Author : Peter J. Bickel
Publisher : CRC Press
Page : 487 pages
File Size : 21,7 MB
Release : 2015-11-04
Category : Business & Economics
ISBN : 1498722709
Mathematical Statistics: Basic Ideas and Selected Topics, Volume II presents important statistical concepts, methods, and tools not covered in the authors' previous volume. This second volume focuses on inference in non- and semiparametric models. It not only reexamines the procedures introduced in the first volume from a more sophisticated point o
Author : Trevor Hastie
Publisher : Springer Science & Business Media
Page : 545 pages
File Size : 21,9 MB
Release : 2013-11-11
Category : Mathematics
ISBN : 0387216065
During the past decade there has been an explosion in computation and information technology. With it have come vast amounts of data in a variety of fields such as medicine, biology, finance, and marketing. The challenge of understanding these data has led to the development of new tools in the field of statistics, and spawned new areas such as data mining, machine learning, and bioinformatics. Many of these tools have common underpinnings but are often expressed with different terminology. This book describes the important ideas in these areas in a common conceptual framework. While the approach is statistical, the emphasis is on concepts rather than mathematics. Many examples are given, with a liberal use of color graphics. It should be a valuable resource for statisticians and anyone interested in data mining in science or industry. The book’s coverage is broad, from supervised learning (prediction) to unsupervised learning. The many topics include neural networks, support vector machines, classification trees and boosting---the first comprehensive treatment of this topic in any book. This major new edition features many topics not covered in the original, including graphical models, random forests, ensemble methods, least angle regression & path algorithms for the lasso, non-negative matrix factorization, and spectral clustering. There is also a chapter on methods for “wide” data (p bigger than n), including multiple testing and false discovery rates. Trevor Hastie, Robert Tibshirani, and Jerome Friedman are professors of statistics at Stanford University. They are prominent researchers in this area: Hastie and Tibshirani developed generalized additive models and wrote a popular book of that title. Hastie co-developed much of the statistical modeling software and environment in R/S-PLUS and invented principal curves and surfaces.

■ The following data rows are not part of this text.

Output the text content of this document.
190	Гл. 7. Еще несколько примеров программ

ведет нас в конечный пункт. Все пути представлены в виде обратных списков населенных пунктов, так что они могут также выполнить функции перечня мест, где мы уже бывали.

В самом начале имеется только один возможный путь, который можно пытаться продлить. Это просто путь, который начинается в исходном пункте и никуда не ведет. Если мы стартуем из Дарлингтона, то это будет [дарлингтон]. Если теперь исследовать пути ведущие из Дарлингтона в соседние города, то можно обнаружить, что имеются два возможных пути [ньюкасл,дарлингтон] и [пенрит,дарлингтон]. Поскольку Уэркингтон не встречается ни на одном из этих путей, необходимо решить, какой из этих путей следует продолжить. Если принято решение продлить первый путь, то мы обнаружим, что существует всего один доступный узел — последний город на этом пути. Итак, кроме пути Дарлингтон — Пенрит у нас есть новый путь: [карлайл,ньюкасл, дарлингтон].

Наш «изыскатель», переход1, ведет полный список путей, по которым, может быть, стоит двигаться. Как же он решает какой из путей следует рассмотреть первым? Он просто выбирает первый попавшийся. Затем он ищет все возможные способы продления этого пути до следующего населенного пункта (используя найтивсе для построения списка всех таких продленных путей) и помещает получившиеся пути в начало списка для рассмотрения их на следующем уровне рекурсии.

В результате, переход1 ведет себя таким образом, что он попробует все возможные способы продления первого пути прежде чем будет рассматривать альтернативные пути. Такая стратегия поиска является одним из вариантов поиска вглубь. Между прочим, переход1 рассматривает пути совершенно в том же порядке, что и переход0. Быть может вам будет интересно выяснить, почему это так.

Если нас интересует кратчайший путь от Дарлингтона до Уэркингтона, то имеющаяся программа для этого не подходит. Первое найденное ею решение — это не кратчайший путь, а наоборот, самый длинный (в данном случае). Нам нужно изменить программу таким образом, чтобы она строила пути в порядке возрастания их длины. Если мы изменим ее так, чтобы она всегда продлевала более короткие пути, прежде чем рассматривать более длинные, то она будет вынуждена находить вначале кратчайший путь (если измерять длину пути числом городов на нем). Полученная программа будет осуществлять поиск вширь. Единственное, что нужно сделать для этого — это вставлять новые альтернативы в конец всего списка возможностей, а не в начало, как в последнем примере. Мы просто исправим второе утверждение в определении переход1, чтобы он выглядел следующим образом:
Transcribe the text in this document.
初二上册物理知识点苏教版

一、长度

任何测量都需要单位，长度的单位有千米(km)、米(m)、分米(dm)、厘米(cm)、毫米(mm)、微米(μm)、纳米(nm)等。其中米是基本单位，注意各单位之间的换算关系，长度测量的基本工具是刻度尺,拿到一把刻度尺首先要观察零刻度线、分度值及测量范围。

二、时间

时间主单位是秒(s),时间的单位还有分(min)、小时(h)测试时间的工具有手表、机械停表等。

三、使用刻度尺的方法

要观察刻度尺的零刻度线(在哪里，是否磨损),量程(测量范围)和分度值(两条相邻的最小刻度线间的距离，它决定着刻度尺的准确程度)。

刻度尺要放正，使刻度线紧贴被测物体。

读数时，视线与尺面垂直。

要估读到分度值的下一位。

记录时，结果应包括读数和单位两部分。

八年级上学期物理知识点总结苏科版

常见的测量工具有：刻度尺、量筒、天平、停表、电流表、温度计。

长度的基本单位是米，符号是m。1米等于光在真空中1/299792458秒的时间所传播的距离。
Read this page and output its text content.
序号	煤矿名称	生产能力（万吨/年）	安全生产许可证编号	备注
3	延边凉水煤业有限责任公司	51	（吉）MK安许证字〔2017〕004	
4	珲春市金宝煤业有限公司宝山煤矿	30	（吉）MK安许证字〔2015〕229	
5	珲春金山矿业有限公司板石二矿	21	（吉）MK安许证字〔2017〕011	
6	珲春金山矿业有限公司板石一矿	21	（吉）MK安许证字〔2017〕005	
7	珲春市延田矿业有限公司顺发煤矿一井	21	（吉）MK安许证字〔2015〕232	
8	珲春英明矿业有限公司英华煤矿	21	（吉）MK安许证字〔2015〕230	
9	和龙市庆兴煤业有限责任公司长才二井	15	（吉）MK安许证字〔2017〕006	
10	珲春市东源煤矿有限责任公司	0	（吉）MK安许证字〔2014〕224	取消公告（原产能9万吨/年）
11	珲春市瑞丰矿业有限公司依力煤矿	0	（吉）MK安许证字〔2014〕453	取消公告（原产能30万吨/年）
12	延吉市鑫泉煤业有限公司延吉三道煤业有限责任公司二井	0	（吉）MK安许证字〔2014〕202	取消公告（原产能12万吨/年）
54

Tibshirani proposed the lasso and is co-author of the very successful An Introduction to the Bootstrap. Friedman is the co-inventor of many data-mining tools including CART, MARS, projection pursuit and gradient boosting.
Author : Peter Dalgaard
Publisher : Springer Science & Business Media
Page : 370 pages
File Size : 35,25 MB
Release : 2008-06-27
Category : Mathematics
ISBN : 0387790543
This book provides an elementary-level introduction to R, targeting both non-statistician scientists in various fields and students of statistics. The main mode of presentation is via code examples with liberal commenting of the code and the output, from the computational as well as the statistical viewpoint. Brief sections introduce the statistical methods before they are used. A supplementary R package can be downloaded and contains the data sets. All examples are directly runnable and all graphics in the text are generated from the examples. The statistical methodology covered includes statistical standard distributions, one- and two-sample tests with continuous data, regression analysis, one-and two-way analysis of variance, regression analysis, analysis of tabular data, and sample size calculations. In addition, the last four chapters contain introductions to multiple linear regression analysis, linear models in general, logistic regression, and survival analysis.